Russia “is up to all sorts of no good,” British Foreign Secretary Boris Johnson said today, two days after announcing a plan to visit Moscow.
“They are, I’m afraid, engaged in cyber-warfare, they’re engaged in undermining countries in the Western Balkans — you saw what happened in Montenegro — to say nothing of Russia’s actions in Ukraine which are, as everybody knows, completely unacceptable,” he told reporters in Brussels on Monday as he headed into a meeting of European Union foreign ministers.
However, a Foreign Office official said that Mr Johnson was not prepared to “reset” the relationship until Russia changes course “on issues such as Ukraine”. “This is absolutely not about cosying up — in fact the opposite,” the official told the FT. “He intends to say the same things face to face as we do in public . . . Boris has always said we can’t reset but we must engage when in our interests.”
The Dutch government’s approach to dealing with the fear of Russian election hacking is to scale back the use of computers to count votes and opt for an all-paper, all-manual election this month, POLITICO.EU reports. It is one of the more drastic responses to a threat that France and Germany, which also hold elections this year, have also started to grapple with.

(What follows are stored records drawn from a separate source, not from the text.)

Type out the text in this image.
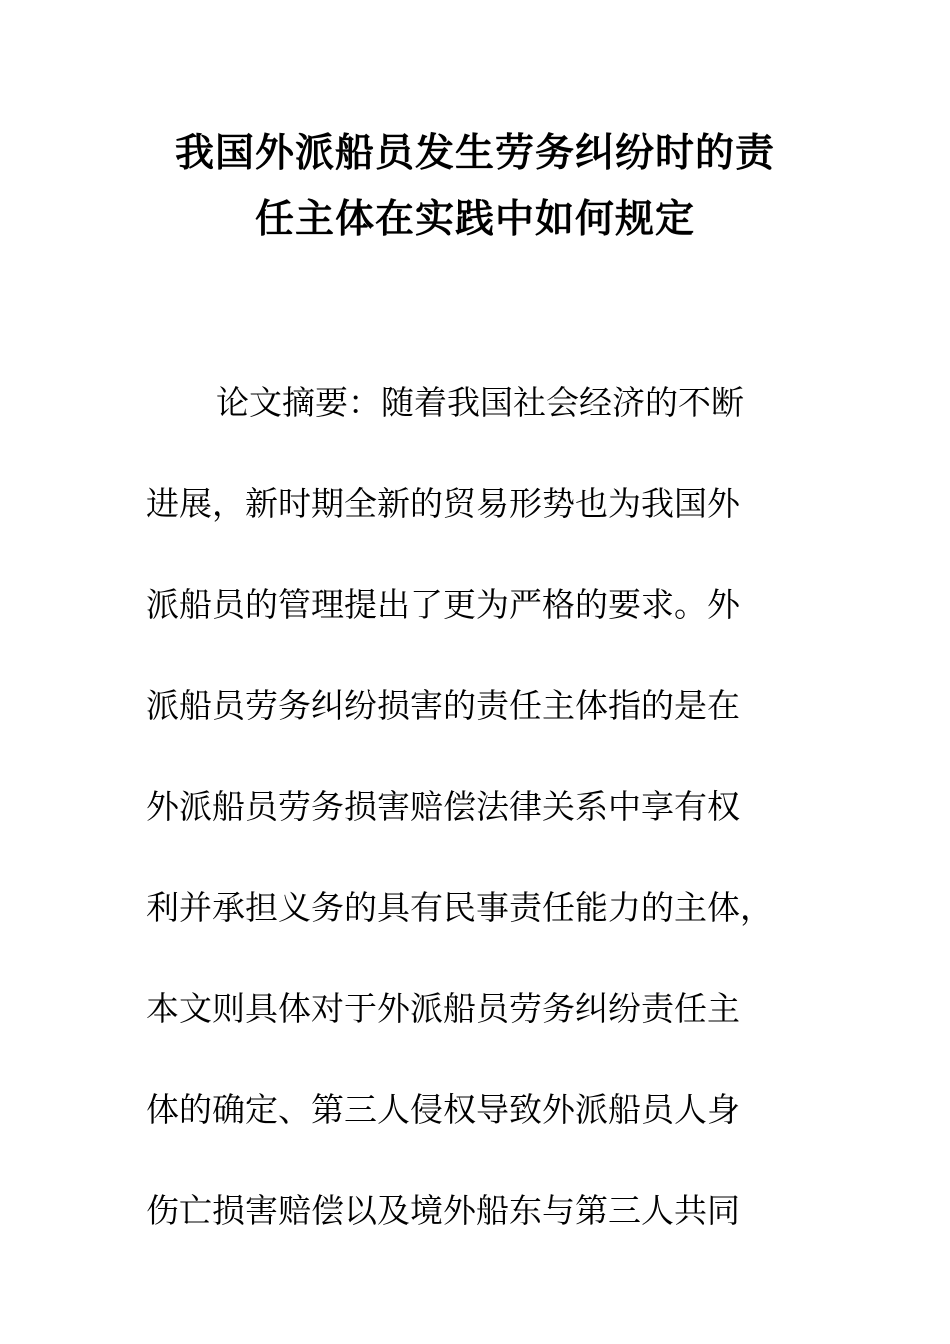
我国外派船员发生劳务纠纷时的责
任主体在实践中如何规定
论文摘要：随着我国社会经济的不断
进展，新时期全新的贸易形势也为我国外
派船员的管理提出了更为严格的要求。外
派船员劳务纠纷损害的责任主体指的是在
外派船员劳务损害赔偿法律关系中享有权
利并承担义务的具有民事责任能力的主体，
本文则具体对于外派船员劳务纠纷责任主
体的确定、第三人侵权导致外派船员人身
伤亡损害赔偿以及境外船东与第三人共同
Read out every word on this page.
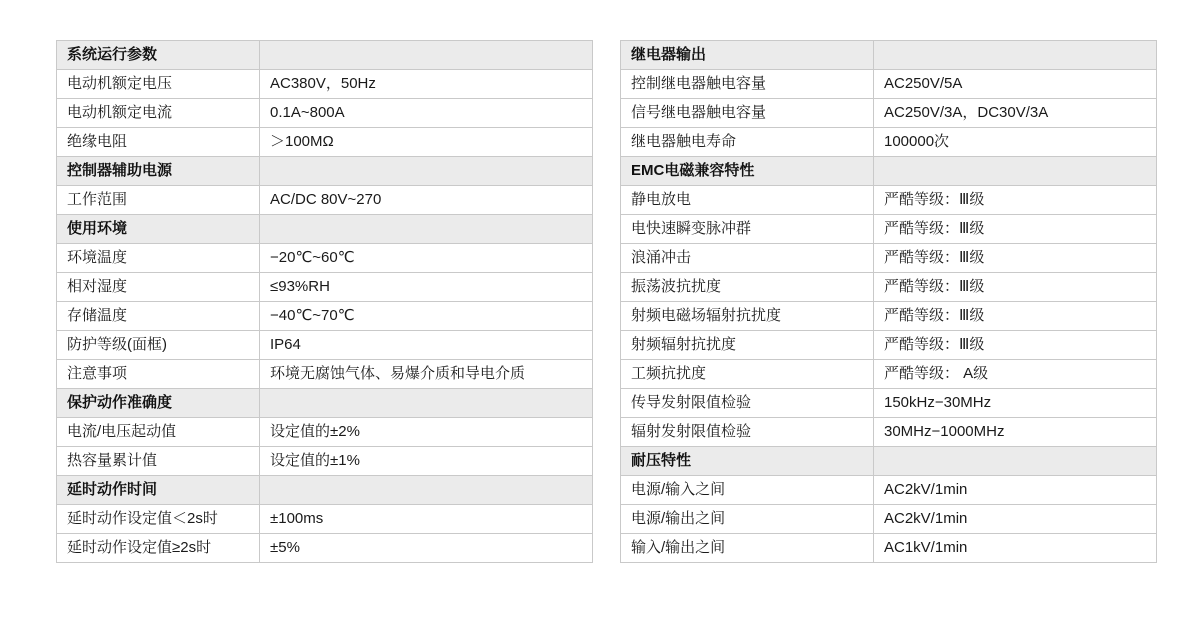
系统运行参数	
电动机额定电压	AC380V，50Hz
电动机额定电流	0.1A~800A
绝缘电阻	＞100MΩ
控制器辅助电源	
工作范围	AC/DC 80V~270
使用环境	
环境温度	−20℃~60℃
相对湿度	≤93%RH
存储温度	−40℃~70℃
防护等级(面框)	IP64
注意事项	环境无腐蚀气体、易爆介质和导电介质
保护动作准确度	
电流/电压起动值	设定值的±2%
热容量累计值	设定值的±1%
延时动作时间	
延时动作设定值＜2s时	±100ms
延时动作设定值≥2s时	±5%
继电器输出	
控制继电器触电容量	AC250V/5A
信号继电器触电容量	AC250V/3A，DC30V/3A
继电器触电寿命	100000次
EMC电磁兼容特性	
静电放电	严酷等级：Ⅲ级
电快速瞬变脉冲群	严酷等级：Ⅲ级
浪涌冲击	严酷等级：Ⅲ级
振荡波抗扰度	严酷等级：Ⅲ级
射频电磁场辐射抗扰度	严酷等级：Ⅲ级
射频辐射抗扰度	严酷等级：Ⅲ级
工频抗扰度	严酷等级： A级
传导发射限值检验	150kHz−30MHz
辐射发射限值检验	30MHz−1000MHz
耐压特性	
电源/输入之间	AC2kV/1min
电源/输出之间	AC2kV/1min
输入/输出之间	AC1kV/1min
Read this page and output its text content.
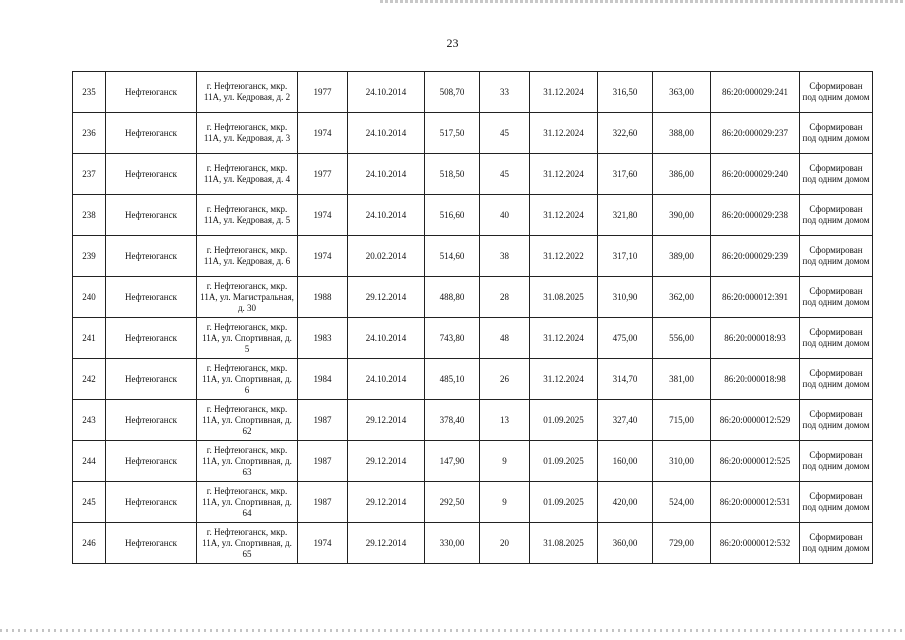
23
235	Нефтеюганск	г. Нефтеюганск, мкр. 11А, ул. Кедровая, д. 2	1977	24.10.2014	508,70	33	31.12.2024	316,50	363,00	86:20:000029:241	Сформирован под одним домом
236	Нефтеюганск	г. Нефтеюганск, мкр. 11А, ул. Кедровая, д. 3	1974	24.10.2014	517,50	45	31.12.2024	322,60	388,00	86:20:000029:237	Сформирован под одним домом
237	Нефтеюганск	г. Нефтеюганск, мкр. 11А, ул. Кедровая, д. 4	1977	24.10.2014	518,50	45	31.12.2024	317,60	386,00	86:20:000029:240	Сформирован под одним домом
238	Нефтеюганск	г. Нефтеюганск, мкр. 11А, ул. Кедровая, д. 5	1974	24.10.2014	516,60	40	31.12.2024	321,80	390,00	86:20:000029:238	Сформирован под одним домом
239	Нефтеюганск	г. Нефтеюганск, мкр. 11А, ул. Кедровая, д. 6	1974	20.02.2014	514,60	38	31.12.2022	317,10	389,00	86:20:000029:239	Сформирован под одним домом
240	Нефтеюганск	г. Нефтеюганск, мкр. 11А, ул. Магистральная, д. 30	1988	29.12.2014	488,80	28	31.08.2025	310,90	362,00	86:20:000012:391	Сформирован под одним домом
241	Нефтеюганск	г. Нефтеюганск, мкр. 11А, ул. Спортивная, д. 5	1983	24.10.2014	743,80	48	31.12.2024	475,00	556,00	86:20:000018:93	Сформирован под одним домом
242	Нефтеюганск	г. Нефтеюганск, мкр. 11А, ул. Спортивная, д. 6	1984	24.10.2014	485,10	26	31.12.2024	314,70	381,00	86:20:000018:98	Сформирован под одним домом
243	Нефтеюганск	г. Нефтеюганск, мкр. 11А, ул. Спортивная, д. 62	1987	29.12.2014	378,40	13	01.09.2025	327,40	715,00	86:20:0000012:529	Сформирован под одним домом
244	Нефтеюганск	г. Нефтеюганск, мкр. 11А, ул. Спортивная, д. 63	1987	29.12.2014	147,90	9	01.09.2025	160,00	310,00	86:20:0000012:525	Сформирован под одним домом
245	Нефтеюганск	г. Нефтеюганск, мкр. 11А, ул. Спортивная, д. 64	1987	29.12.2014	292,50	9	01.09.2025	420,00	524,00	86:20:0000012:531	Сформирован под одним домом
246	Нефтеюганск	г. Нефтеюганск, мкр. 11А, ул. Спортивная, д. 65	1974	29.12.2014	330,00	20	31.08.2025	360,00	729,00	86:20:0000012:532	Сформирован под одним домом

International electoral espionage is relatively inexpensive and easily replicated in other countries, by other countries and to some degree by private interests, notes Pat Merloe (right), a senior associate and the director of electoral programs at the National Democratic Institute, a core institute of the National Endowment for Democracy, the Washington-based democracy assistance group.
“Addressing international electoral espionage will require identifying points of leverage that will punish and deter it – and mustering the will to use that leverage. The failure to do so will embolden authoritarians even further,” Merloe contends:
While the considerable shortcomings of democratic governance here and elsewhere must be vigorously addressed, democratic ideals must be defended and promoted. Abandoning democratic norms and principles, rather than fighting for them – leaving democratic allies and aspirants around the world to fend for themselves, rather than strengthening our solidarity – or embracing inaction by accepting arguments that authoritarian and democratic methods are equivalent, rather than reading the long “arc of the moral universe” and taking action – will weaken this country and make the world a worse place. Democracy makes it possible for the world to become more peaceful, prosperous and just – and its defense requires strong efforts by us all.